Which is why you should read this book now, while the hunger strike at Guantanamo Bay is growing. You should read it now, while there is a pending request by the Pentagon to spend another $49 million for a new prison on Cuba. You should read it now, while John Yoo is still the go-to guy for quotes about interrogations, and while Senators John McCain and Lindsey Graham, crows on a wire, are still offering up terrible advice about prosecuting detainees.
Three thousand innocent people died on September 11, 2001. We invaded two nations because of it. We lost thousands more in the name of protecting ourselves and killed tens of thousands of people in the Middle East. All of us have lost vital freedoms in the name of national security. And yet, as Bravin reminds us, even 9/11 wasn't tragic enough to jolt the Pentagon and Justice Department and CIA and DIA into avoiding their timeless turf wars.
Come with me to page 100, where the Defense Intelligence Agency--in the form of "a reservist from Chicago, a cop in civilian life named Dick Zuley," writes Bravin--is stonewalling Marine Lt.

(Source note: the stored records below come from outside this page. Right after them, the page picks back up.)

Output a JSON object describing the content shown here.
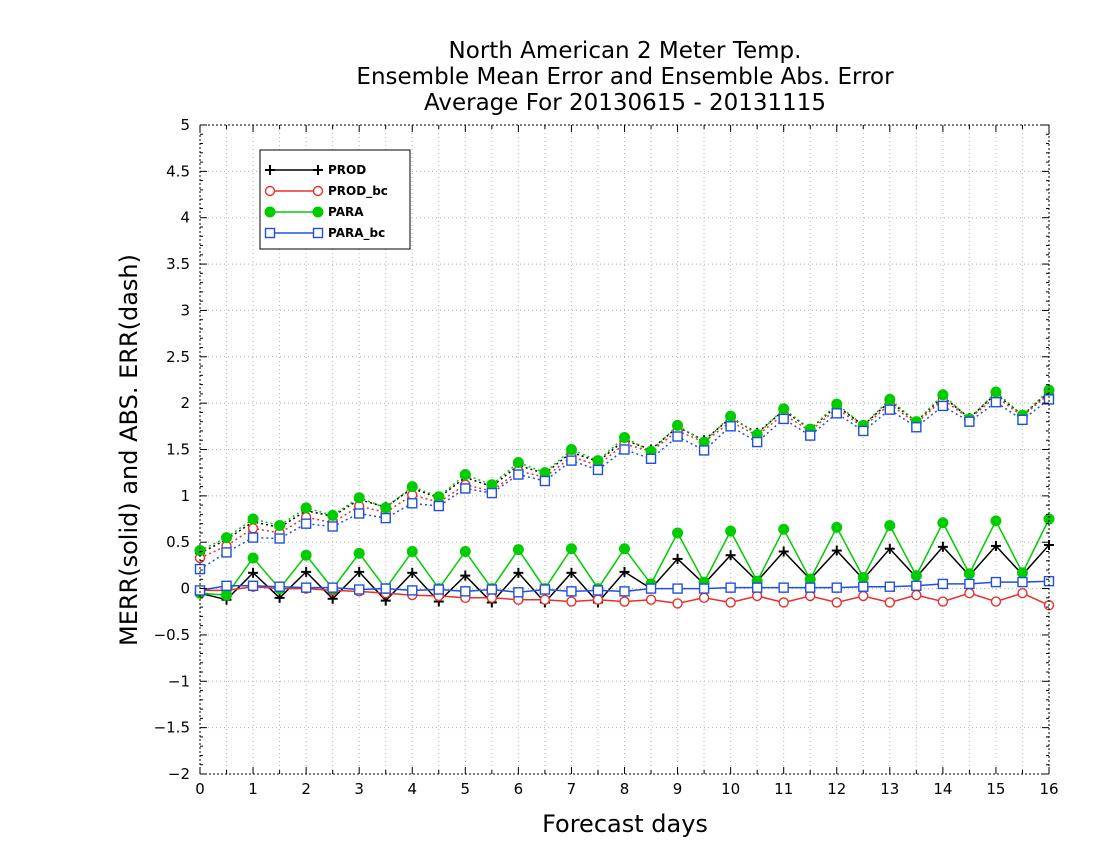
{
  "chart_data": {
    "type": "line",
    "title_lines": [
      "North American 2 Meter Temp.",
      "Ensemble Mean Error and Ensemble Abs. Error",
      "Average For 20130615 - 20131115"
    ],
    "xlabel": "Forecast days",
    "ylabel": "MERR(solid) and ABS. ERR(dash)",
    "xlim": [
      0,
      16
    ],
    "ylim": [
      -2,
      5
    ],
    "xticks": [
      "0",
      "1",
      "2",
      "3",
      "4",
      "5",
      "6",
      "7",
      "8",
      "9",
      "10",
      "11",
      "12",
      "13",
      "14",
      "15",
      "16"
    ],
    "yticks": [
      "-2",
      "-1.5",
      "-1",
      "-0.5",
      "0",
      "0.5",
      "1",
      "1.5",
      "2",
      "2.5",
      "3",
      "3.5",
      "4",
      "4.5",
      "5"
    ],
    "grid": true,
    "legend_position": "top-left",
    "x": [
      0,
      0.5,
      1,
      1.5,
      2,
      2.5,
      3,
      3.5,
      4,
      4.5,
      5,
      5.5,
      6,
      6.5,
      7,
      7.5,
      8,
      8.5,
      9,
      9.5,
      10,
      10.5,
      11,
      11.5,
      12,
      12.5,
      13,
      13.5,
      14,
      14.5,
      15,
      15.5,
      16
    ],
    "series": [
      {
        "name": "PROD",
        "color": "#000000",
        "marker": "plus",
        "merr": [
          -0.05,
          -0.12,
          0.17,
          -0.1,
          0.18,
          -0.11,
          0.18,
          -0.13,
          0.17,
          -0.14,
          0.14,
          -0.15,
          0.17,
          -0.15,
          0.17,
          -0.15,
          0.18,
          0.0,
          0.32,
          0.05,
          0.36,
          0.08,
          0.4,
          0.1,
          0.41,
          0.1,
          0.43,
          0.12,
          0.45,
          0.14,
          0.46,
          0.15,
          0.47
        ],
        "abserr": [
          0.38,
          0.53,
          0.72,
          0.66,
          0.84,
          0.78,
          0.96,
          0.88,
          1.08,
          0.98,
          1.2,
          1.1,
          1.33,
          1.24,
          1.47,
          1.37,
          1.6,
          1.5,
          1.74,
          1.6,
          1.84,
          1.68,
          1.92,
          1.72,
          1.97,
          1.76,
          2.02,
          1.8,
          2.07,
          1.84,
          2.1,
          1.87,
          2.12
        ]
      },
      {
        "name": "PROD_bc",
        "color": "#e8302a",
        "marker": "circle",
        "merr": [
          -0.02,
          -0.02,
          0.02,
          0.0,
          0.0,
          -0.02,
          -0.03,
          -0.05,
          -0.07,
          -0.08,
          -0.1,
          -0.1,
          -0.12,
          -0.12,
          -0.14,
          -0.12,
          -0.14,
          -0.12,
          -0.16,
          -0.1,
          -0.15,
          -0.08,
          -0.15,
          -0.08,
          -0.15,
          -0.08,
          -0.15,
          -0.07,
          -0.14,
          -0.05,
          -0.14,
          -0.05,
          -0.18
        ],
        "abserr": [
          0.33,
          0.46,
          0.65,
          0.6,
          0.77,
          0.71,
          0.89,
          0.82,
          1.01,
          0.93,
          1.12,
          1.05,
          1.27,
          1.2,
          1.42,
          1.33,
          1.56,
          1.48,
          1.7,
          1.58,
          1.8,
          1.65,
          1.88,
          1.7,
          1.94,
          1.74,
          1.99,
          1.78,
          2.04,
          1.83,
          2.07,
          1.86,
          2.1
        ]
      },
      {
        "name": "PARA",
        "color": "#00cc00",
        "marker": "filled-circle",
        "merr": [
          -0.05,
          -0.07,
          0.33,
          0.0,
          0.36,
          0.0,
          0.38,
          0.0,
          0.4,
          0.0,
          0.4,
          0.0,
          0.42,
          0.0,
          0.43,
          0.0,
          0.43,
          0.05,
          0.6,
          0.07,
          0.62,
          0.08,
          0.64,
          0.1,
          0.66,
          0.12,
          0.68,
          0.14,
          0.71,
          0.16,
          0.73,
          0.17,
          0.75
        ],
        "abserr": [
          0.41,
          0.55,
          0.75,
          0.68,
          0.87,
          0.79,
          0.98,
          0.87,
          1.1,
          0.99,
          1.23,
          1.12,
          1.36,
          1.25,
          1.5,
          1.38,
          1.63,
          1.48,
          1.76,
          1.58,
          1.86,
          1.66,
          1.94,
          1.72,
          1.99,
          1.76,
          2.04,
          1.8,
          2.09,
          1.83,
          2.12,
          1.87,
          2.14
        ]
      },
      {
        "name": "PARA_bc",
        "color": "#2050e0",
        "marker": "square",
        "merr": [
          -0.02,
          0.03,
          0.03,
          0.02,
          0.01,
          0.01,
          -0.01,
          0.0,
          -0.02,
          -0.01,
          -0.03,
          -0.01,
          -0.04,
          -0.01,
          -0.03,
          -0.02,
          -0.03,
          0.0,
          0.0,
          0.0,
          0.01,
          0.01,
          0.01,
          0.01,
          0.01,
          0.02,
          0.02,
          0.03,
          0.05,
          0.05,
          0.07,
          0.07,
          0.08
        ],
        "abserr": [
          0.21,
          0.39,
          0.55,
          0.54,
          0.7,
          0.67,
          0.81,
          0.76,
          0.92,
          0.89,
          1.08,
          1.03,
          1.23,
          1.16,
          1.38,
          1.28,
          1.5,
          1.4,
          1.64,
          1.49,
          1.75,
          1.58,
          1.83,
          1.65,
          1.89,
          1.7,
          1.93,
          1.74,
          1.97,
          1.8,
          2.01,
          1.82,
          2.04
        ]
      }
    ]
  }
}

Col. Stuart Couch, a military prosecutor, over suspect Mohamedou Ould Slahi. When Couch asks for access to "personnel and records" on the case, Zuley tells him, and thus another arm of the government of the United States, to buzz off. Slahi was never prosecuted because he was tortured. And the information he provided was evidently not credible.
Come with me to page 121, where Bravin recounts some of the reasons why "relations between the Department of Defense and the Justice Department remained poor" throughout this period (and, of course, into today as well). "Communicating with the Justice Department was 'a one-way street,'" a tribunal official and Navy officer told Couch. "'We tell them what we know, and they nod their heads. They've given us nothing.' Even the FBI's witness interview summaries," Bravin writes, "known by their form number as 302s, were off limits."

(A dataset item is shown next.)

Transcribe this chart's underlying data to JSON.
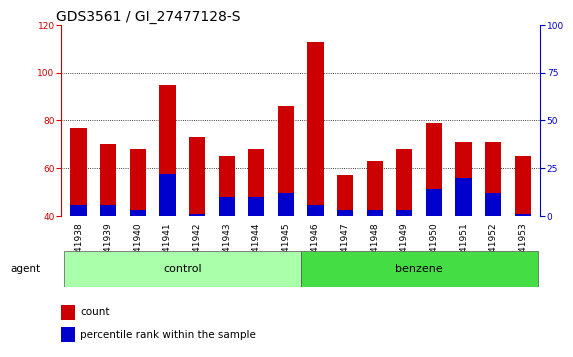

Come with me to page 133, where Bravin shares with us the infuriating details of "mock trial" staged in November 2003 in the case of Ali-Hamza Ahmed Suleiman al-Bahlul, a Yemeni man among the first transferred to Gitmo. "The case against Bahlul lacked only one desirable element," Bravin writes, "evidence of any act of terrorism that Bahlul himself committed." So what happens? A military prosecutor standing in as a defense attorney raises the issue of detainee abuse and is quickly shot down by one of the senior officers present at the "trial."
Come with me to page 160, where Bravin writes about the government's cover-up of the treatment of the aforementioned Slahi. Couch calls a senior Pentagon official assigned to investigate detainee abuse allegations. "You need to look at 760, Couch tells the officer, referring to Slahi's detainee number. "We've already been told we need to look into that one," the officer responds. Later, in March 2005, when a report on detainee abuse is released, there is no mention of Detainee 760 in the 21-page executive summary released to the public.